Comment by iainmerrick

16 days ago

One thing I'm curious about, which I couldn't figure out from a skim of your post, is whether the generated test inputs are random, sequential, or adversarial.

IIRC there are fuzz testers that will analyze the branches of the code to look for edge cases that might break it -- that seems like something that would be wonderful to have in a property tester, but it also seems very difficult to do, especially in a language agnostic way.

How long does it take to find breaking cases like "0/0" or "ß"? Do they pop up immediately, or does it only happen after hundreds or thousands of runs?

They're random but with a lot of tweaks to the distribution that makes weird edge cases pop up with fairly high probability, and with some degree of internal mutation, followed by shrinking to turn them into nice tidy test cases. In Python we do a little bit of code analysis to find interesting constants, but Hegel doesn't do that, it's just tuned to common edge cases.

I think all the examples I had in the post are typically found in the first 100 test cases and reliably found in the first 1000, but I wouldn't swear that that's the case without double checking.

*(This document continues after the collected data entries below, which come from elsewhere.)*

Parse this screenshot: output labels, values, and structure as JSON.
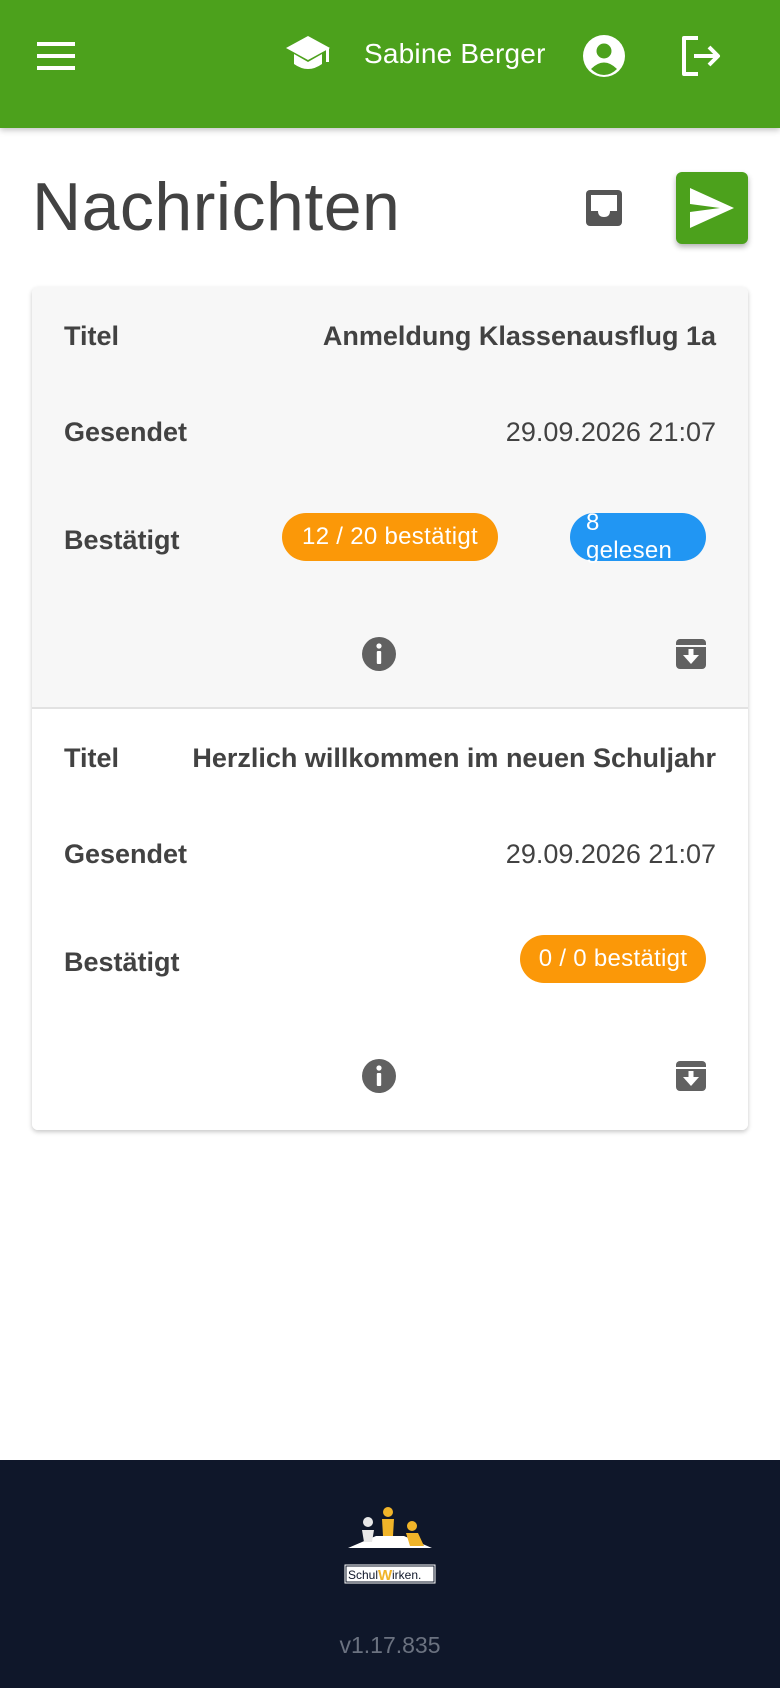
{
  "header": {
    "user_name": "Sabine Berger",
    "icons": {
      "menu": "menu-icon",
      "school": "school-icon",
      "profile": "account-circle-icon",
      "logout": "logout-icon"
    },
    "color": "#4ca11c"
  },
  "page": {
    "title": "Nachrichten",
    "icons": {
      "inbox": "inbox-icon",
      "send": "send-icon"
    }
  },
  "labels": {
    "title": "Titel",
    "sent": "Gesendet",
    "confirmed": "Bestätigt"
  },
  "messages": [
    {
      "title": "Anmeldung Klassenausflug 1a",
      "sent": "29.09.2026 21:07",
      "confirmed_chip": "12 / 20 bestätigt",
      "read_chip": "8 gelesen"
    },
    {
      "title": "Herzlich willkommen im neuen Schuljahr",
      "sent": "29.09.2026 21:07",
      "confirmed_chip": "0 / 0 bestätigt"
    }
  ],
  "colors": {
    "confirmed_chip": "#fb9808",
    "read_chip": "#2196f3",
    "footer": "#0f172a"
  },
  "footer": {
    "logo_text": "SchulWirken.",
    "version": "v1.17.835"
  }
}
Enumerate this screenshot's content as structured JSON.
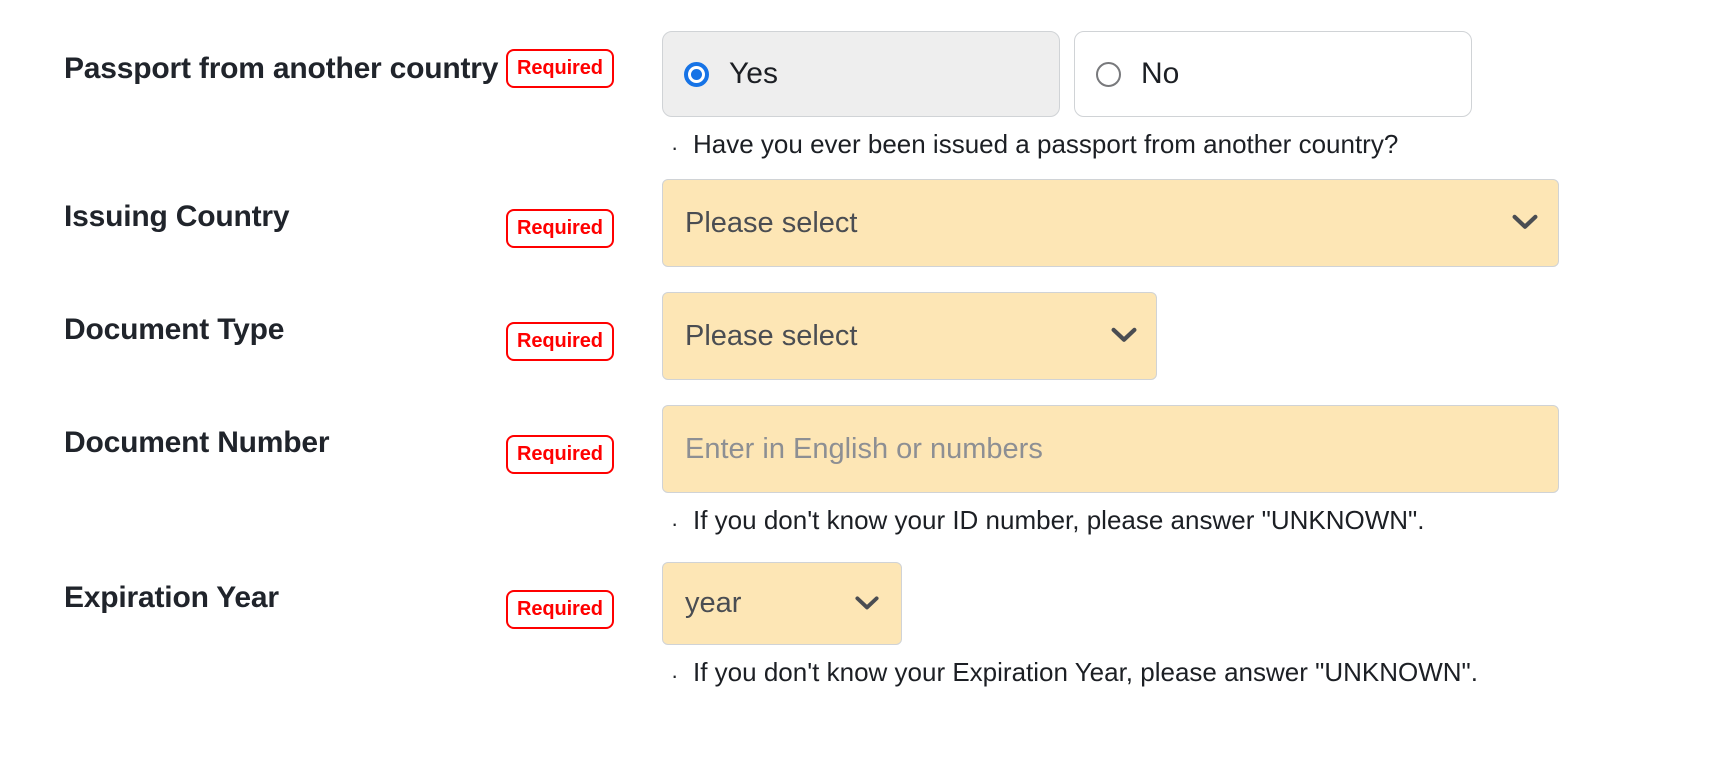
{
  "theme": {
    "required_color": "#ff0000",
    "field_fill": "#fde6b5",
    "field_border": "#d0d3d6",
    "radio_selected_bg": "#eeeeee",
    "radio_accent": "#1673e6",
    "label_color": "#20242b",
    "placeholder_color": "#8d8f93",
    "page_bg": "#ffffff"
  },
  "required_label": "Required",
  "rows": {
    "passport": {
      "label": "Passport from another country",
      "badge": "Required",
      "options": [
        {
          "label": "Yes",
          "selected": true
        },
        {
          "label": "No",
          "selected": false
        }
      ],
      "hint": "Have you ever been issued a passport from another country?"
    },
    "issuing_country": {
      "label": "Issuing Country",
      "badge": "Required",
      "value": "Please select"
    },
    "document_type": {
      "label": "Document Type",
      "badge": "Required",
      "value": "Please select"
    },
    "document_number": {
      "label": "Document Number",
      "badge": "Required",
      "value": "",
      "placeholder": "Enter in English or numbers",
      "hint": "If you don't know your ID number, please answer \"UNKNOWN\"."
    },
    "expiration_year": {
      "label": "Expiration Year",
      "badge": "Required",
      "value": "year",
      "hint": "If you don't know your Expiration Year, please answer \"UNKNOWN\"."
    }
  },
  "icons": {
    "chevron_down": "chevron-down-icon",
    "radio_selected": "radio-selected-icon",
    "radio_empty": "radio-empty-icon",
    "bullet": "·"
  }
}
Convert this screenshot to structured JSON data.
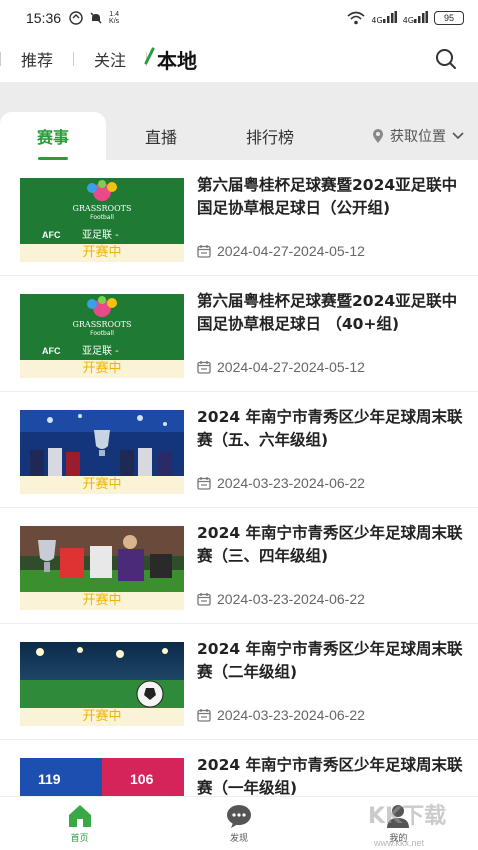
{
  "status": {
    "time": "15:36",
    "speed_top": "1.4",
    "speed_bottom": "K/s",
    "signal1": "4G",
    "signal2": "4G",
    "battery": "95"
  },
  "topnav": {
    "tabs": [
      "推荐",
      "关注",
      "本地"
    ],
    "active_index": 2
  },
  "subtabs": {
    "items": [
      "赛事",
      "直播",
      "排行榜"
    ],
    "active_index": 0,
    "location_label": "获取位置"
  },
  "events": [
    {
      "title": "第六届粤桂杯足球赛暨2024亚足联中国足协草根足球日（公开组)",
      "date": "2024-04-27-2024-05-12",
      "status": "开赛中",
      "thumb": "grassroots"
    },
    {
      "title": "第六届粤桂杯足球赛暨2024亚足联中国足协草根足球日 （40+组)",
      "date": "2024-04-27-2024-05-12",
      "status": "开赛中",
      "thumb": "grassroots"
    },
    {
      "title": "2024 年南宁市青秀区少年足球周末联赛（五、六年级组)",
      "date": "2024-03-23-2024-06-22",
      "status": "开赛中",
      "thumb": "trophy"
    },
    {
      "title": "2024 年南宁市青秀区少年足球周末联赛（三、四年级组)",
      "date": "2024-03-23-2024-06-22",
      "status": "开赛中",
      "thumb": "player"
    },
    {
      "title": "2024 年南宁市青秀区少年足球周末联赛（二年级组)",
      "date": "2024-03-23-2024-06-22",
      "status": "开赛中",
      "thumb": "ball"
    },
    {
      "title": "2024 年南宁市青秀区少年足球周末联赛（一年级组)",
      "date": "",
      "status": "",
      "thumb": "jersey"
    }
  ],
  "thumb_text": {
    "grassroots_line1": "GRASSROOTS",
    "grassroots_line2": "Football",
    "afc_label": "AFC",
    "afc_cn": "亚足联 -",
    "jersey_num1": "119",
    "jersey_num2": "106"
  },
  "bottomnav": {
    "items": [
      "首页",
      "发现",
      "我的"
    ],
    "active_index": 0
  },
  "watermark": {
    "text": "KK下载",
    "url": "www.kkx.net"
  },
  "colors": {
    "accent": "#2a9d3a",
    "badge_text": "#f0b400",
    "badge_bg": "#fbf3d8"
  }
}
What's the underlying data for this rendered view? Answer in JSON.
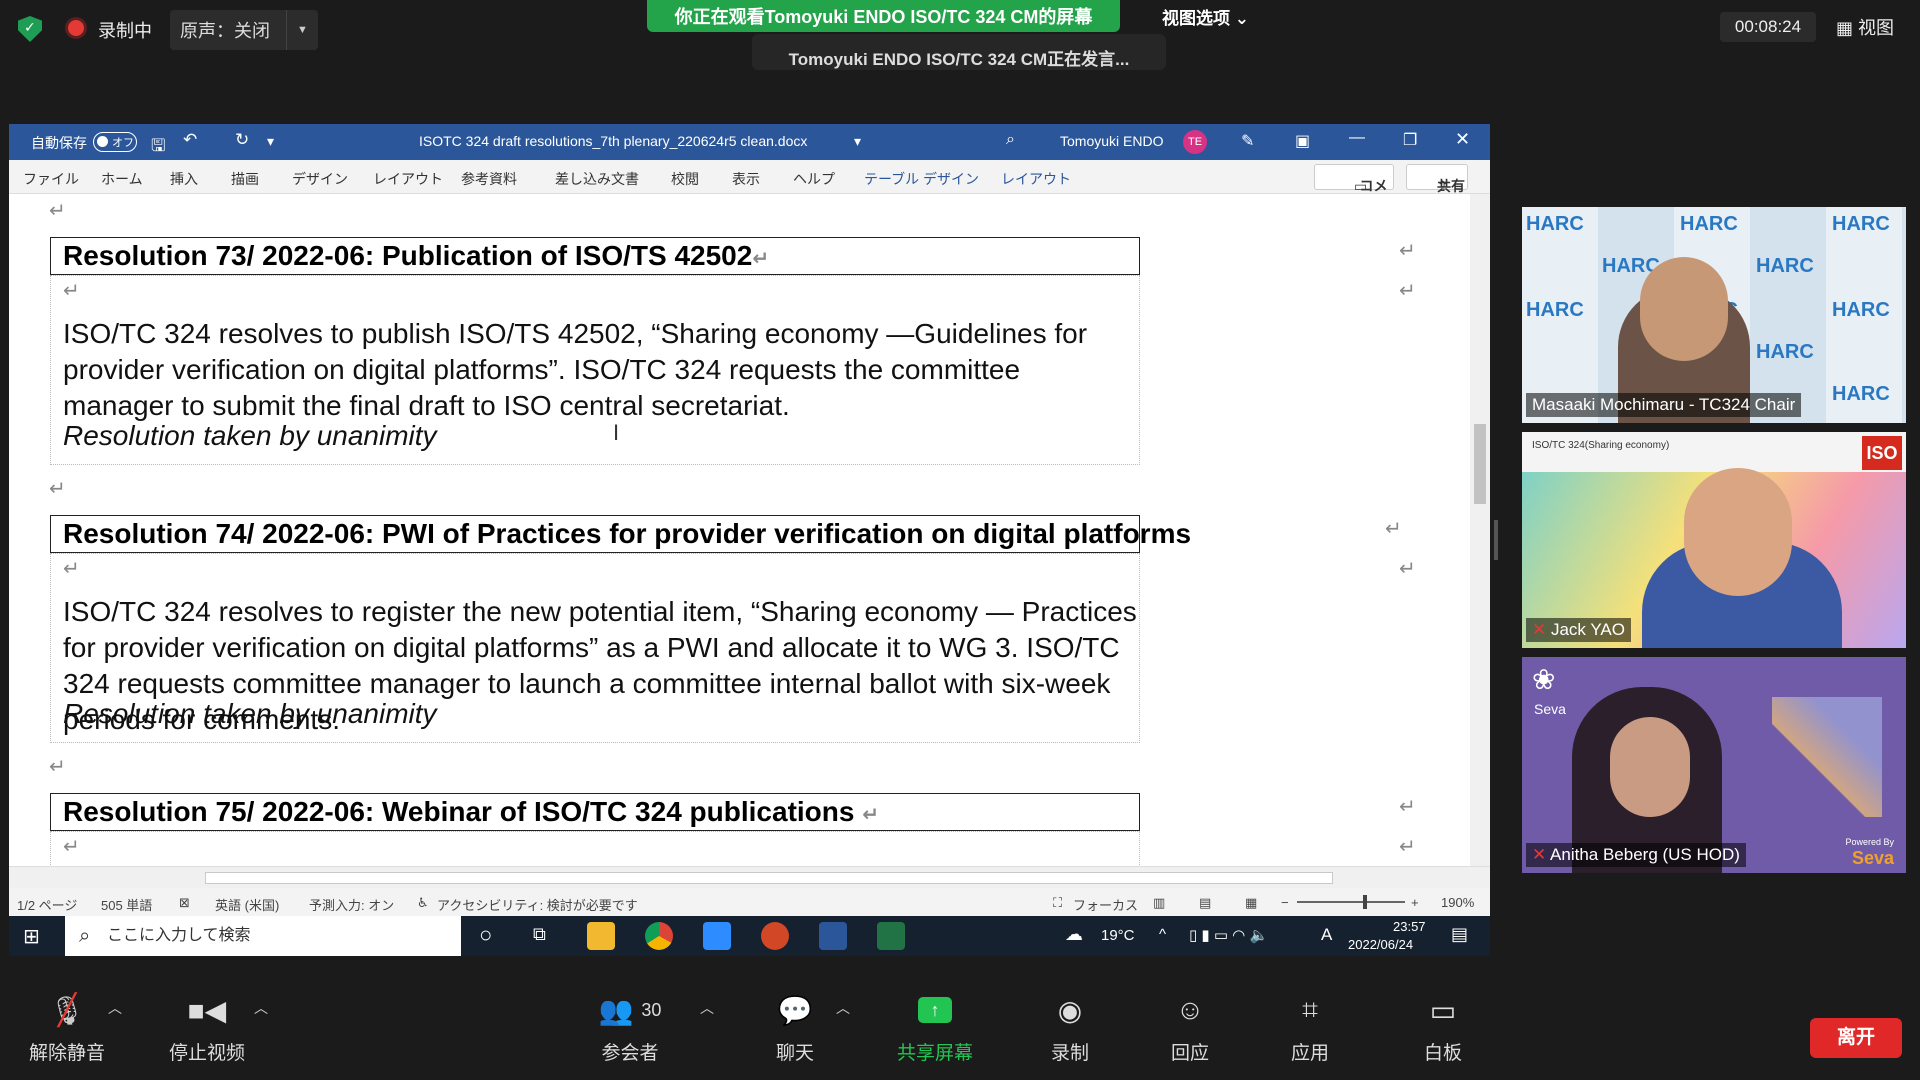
{
  "topbar": {
    "recording": "录制中",
    "original_sound": "原声：关闭",
    "viewing_banner": "你正在观看Tomoyuki ENDO ISO/TC 324 CM的屏幕",
    "speaking_banner": "Tomoyuki ENDO ISO/TC 324 CM正在发言...",
    "view_options": "视图选项 ⌄",
    "timer": "00:08:24",
    "view_button": "视图"
  },
  "word": {
    "autosave_label": "自動保存",
    "autosave_state": "オフ",
    "doc_title": "ISOTC 324 draft resolutions_7th plenary_220624r5 clean.docx",
    "user_name": "Tomoyuki ENDO",
    "user_initials": "TE",
    "menu": [
      "ファイル",
      "ホーム",
      "挿入",
      "描画",
      "デザイン",
      "レイアウト",
      "参考資料",
      "差し込み文書",
      "校閲",
      "表示",
      "ヘルプ",
      "テーブル デザイン",
      "レイアウト"
    ],
    "comment_button": "コメント",
    "share_button": "共有",
    "paragraph_mark": "↵",
    "resolutions": [
      {
        "heading": "Resolution 73/ 2022-06: Publication of ISO/TS 42502",
        "body": "ISO/TC 324 resolves to publish ISO/TS 42502, “Sharing economy —Guidelines for provider verification on digital platforms”. ISO/TC 324 requests the committee manager to submit the final draft to ISO central secretariat.",
        "taken": "Resolution taken by unanimity"
      },
      {
        "heading": "Resolution 74/ 2022-06: PWI of Practices for provider verification on digital platforms",
        "body": "ISO/TC 324 resolves to register the new potential item, “Sharing economy — Practices for provider verification on digital platforms” as a PWI and allocate it to WG 3. ISO/TC 324 requests committee manager to launch a committee internal ballot with six-week periods for comments.",
        "taken": "Resolution taken by unanimity"
      },
      {
        "heading": "Resolution 75/ 2022-06: Webinar of ISO/TC 324 publications"
      }
    ],
    "status": {
      "page": "1/2 ページ",
      "words": "505 単語",
      "language": "英語 (米国)",
      "predict": "予測入力: オン",
      "accessibility": "アクセシビリティ: 検討が必要です",
      "focus": "フォーカス",
      "zoom": "190%"
    },
    "taskbar": {
      "search_placeholder": "ここに入力して検索",
      "weather": "19°C",
      "ime": "A",
      "time": "23:57",
      "date": "2022/06/24"
    }
  },
  "participants": [
    {
      "name": "Masaaki Mochimaru - TC324 Chair",
      "bg": "#dfeaf3"
    },
    {
      "name": "Jack YAO",
      "bg": "#f4f4f4"
    },
    {
      "name": "Anitha Beberg (US HOD)",
      "bg": "#6f5ba8"
    }
  ],
  "participant_labels": {
    "harc": "HARC",
    "iso_header": "ISO/TC 324(Sharing economy)",
    "iso_logo": "ISO",
    "seva": "Seva",
    "powered_by": "Powered By",
    "seva_x": "Seva"
  },
  "bottombar": {
    "unmute": "解除静音",
    "stop_video": "停止视频",
    "participants": "参会者",
    "participants_count": "30",
    "chat": "聊天",
    "share_screen": "共享屏幕",
    "record": "录制",
    "reactions": "回应",
    "apps": "应用",
    "whiteboard": "白板",
    "leave": "离开"
  },
  "colors": {
    "word_blue": "#2b579a",
    "banner_green": "#23a34a",
    "leave_red": "#e02828",
    "share_green": "#23c552"
  }
}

We don't do any coverage-guidance in Hegel or Hypothesis, because for unit testing style workflows it's rarely worth it - it's very hard to do good coverage guidance in under like... 10k test runs at a minimum, 100k is more likely. You don't have enough time to get really good at exploring the state space, and you haven't hit the point where pure random testing has exhausted itself enough that you have to do something smarter to win.

It's been a long-standing desire of mine to figure out a way to use coverage to do better even on short runs, and there are some kinda neat things you can do with it, but we've not found anything really compelling.